¿Por qué nos enojamos cuando nos da hambre?

A mí no me pasa, pero existen personas que tienden a estar de mal humor cuando han pasado muchas horas sin comer. Uno cree que es por qué sientes dolor abdominal, producida por la acidez estomacal del estómago vacío. Sin embargo, esta conducta tiene una explicación más científica y está relacionada con los niveles de azucares en nuestra sangre.

Cuando comemos, nuestro organismo transforma las proteínas, grasas y carbohidratos presentes en los alimentos en azúcares más sencillos (como la glucosa), amino-ácidos y ácidos grasos. Estos pasan al torrente sanguíneo y, de ahí, al resto del cuerpo.

Cuando no comemos, los niveles de estos nutrientes van bajando, siendo especialmente crítico el de glucosa. Y es que, a diferencia del resto de órganos, nuestro cerebro solo utiliza glucosa como combustible, y es por eso que cuando tenemos hambre solemos tener problemas para concentrarnos, tomar decisiones o incluso hacer tareas sencillas.Hangry 3

De esa misma manera, cuando a nuestro cerebro le falta la glucosa, es más proclive a no ejercer el autocontrol  y tender a enojarse por todo, sobre todo cuando te hacen esperar por la comida.

Otro elemento que influye mucho a la hora de volvernos irascibles cuando tenemos hambretiene que ver con el sistema de regulación de glucosa de nuestro organismo. Cuando la glucosa baja de cierto nivel, se pone en marcha un mecanismo de liberación de hormonas para que se sintetice y llegue al torrente sanguíneo.

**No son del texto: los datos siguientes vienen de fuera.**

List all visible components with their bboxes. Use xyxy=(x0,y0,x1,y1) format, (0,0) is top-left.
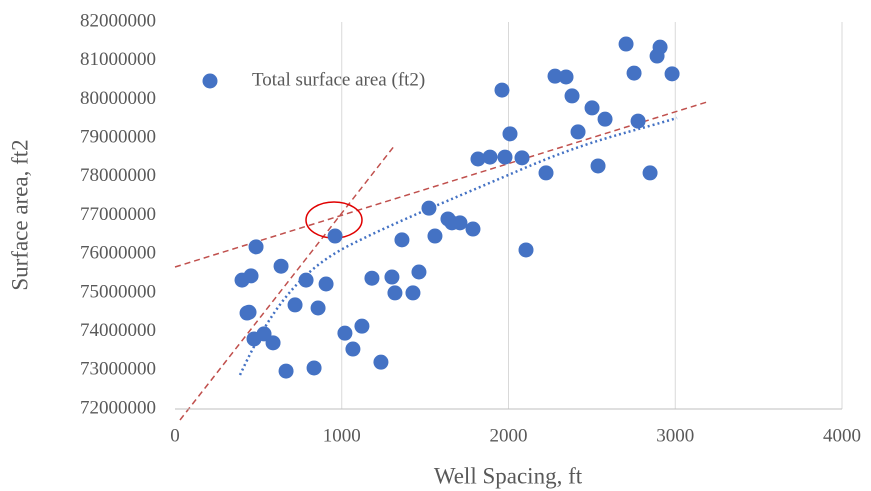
x-tick-label: 4000 xyxy=(823,425,861,446)
x-tick-label: 0 xyxy=(170,425,180,446)
legend-marker xyxy=(202,73,218,89)
point xyxy=(597,111,613,127)
y-tick-label: 74000000 xyxy=(80,320,156,341)
y-tick-label: 79000000 xyxy=(80,126,156,147)
y-tick-label: 81000000 xyxy=(80,49,156,70)
point xyxy=(470,151,486,167)
trend-line xyxy=(174,101,708,268)
point xyxy=(265,335,281,351)
point xyxy=(502,126,518,142)
y-tick-label: 78000000 xyxy=(80,165,156,186)
point xyxy=(564,88,580,104)
point xyxy=(354,318,370,334)
point xyxy=(337,325,353,341)
point xyxy=(411,264,427,280)
point xyxy=(243,268,259,284)
point xyxy=(427,228,443,244)
x-tick-label: 2000 xyxy=(490,425,528,446)
point xyxy=(384,269,400,285)
point xyxy=(497,149,513,165)
point xyxy=(618,36,634,52)
point xyxy=(248,239,264,255)
point xyxy=(547,68,563,84)
point xyxy=(518,242,534,258)
trend-lines xyxy=(174,101,708,421)
point xyxy=(298,272,314,288)
point xyxy=(394,232,410,248)
point xyxy=(405,285,421,301)
point xyxy=(318,276,334,292)
y-axis-title: Surface area, ft2 xyxy=(7,139,32,290)
point xyxy=(421,200,437,216)
y-tick-label: 82000000 xyxy=(80,10,156,31)
y-tick-label: 76000000 xyxy=(80,243,156,264)
point xyxy=(514,150,530,166)
point xyxy=(452,215,468,231)
point xyxy=(482,149,498,165)
point xyxy=(278,363,294,379)
y-tick-label: 75000000 xyxy=(80,281,156,302)
point xyxy=(306,360,322,376)
point xyxy=(241,304,257,320)
point xyxy=(373,354,389,370)
point xyxy=(584,100,600,116)
point xyxy=(364,270,380,286)
point xyxy=(558,69,574,85)
trend-curve xyxy=(238,116,678,376)
point xyxy=(387,285,403,301)
point xyxy=(642,165,658,181)
trend-line xyxy=(179,144,396,421)
x-tick-label: 1000 xyxy=(323,425,361,446)
point xyxy=(327,228,343,244)
y-tick-label: 73000000 xyxy=(80,359,156,380)
point xyxy=(287,297,303,313)
point xyxy=(626,65,642,81)
y-tick-label: 77000000 xyxy=(80,204,156,225)
point xyxy=(570,124,586,140)
legend-label: Total surface area (ft2) xyxy=(252,69,425,90)
point xyxy=(310,300,326,316)
y-tick-label: 80000000 xyxy=(80,88,156,109)
point xyxy=(494,82,510,98)
point xyxy=(652,39,668,55)
y-tick-label: 72000000 xyxy=(80,397,156,418)
point xyxy=(345,341,361,357)
point xyxy=(664,66,680,82)
x-tick-label: 3000 xyxy=(656,425,694,446)
point xyxy=(630,113,646,129)
x-axis-title: Well Spacing, ft xyxy=(434,463,583,488)
point xyxy=(273,258,289,274)
point xyxy=(465,221,481,237)
point xyxy=(590,158,606,174)
point xyxy=(538,165,554,181)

Entre todas estas hormonas liberadas se encuentran la adrenalina y el cortisol, que también están asociadas al estrés. Es por eso que cuando estamos bajos de energía, nuestro organismo actúa de manera similar a como lo haría frente a una amenaza, dando lugar a respuestas abruptas y no siempre lógicas, guiadas por el instinto, pues en una situación de peligro lo importante es la velocidad de actuación.

Está claro que tener hambre ya no es una cuestión de vida o muerte como lo podría ser hace miles de años, pero como a nuestro cerebro también le falta energía para poner en práctica ese filtro social, acabamos haciendo o diciendo cosas de las que nos arrepentimos en cuanto damos los primeros bocados.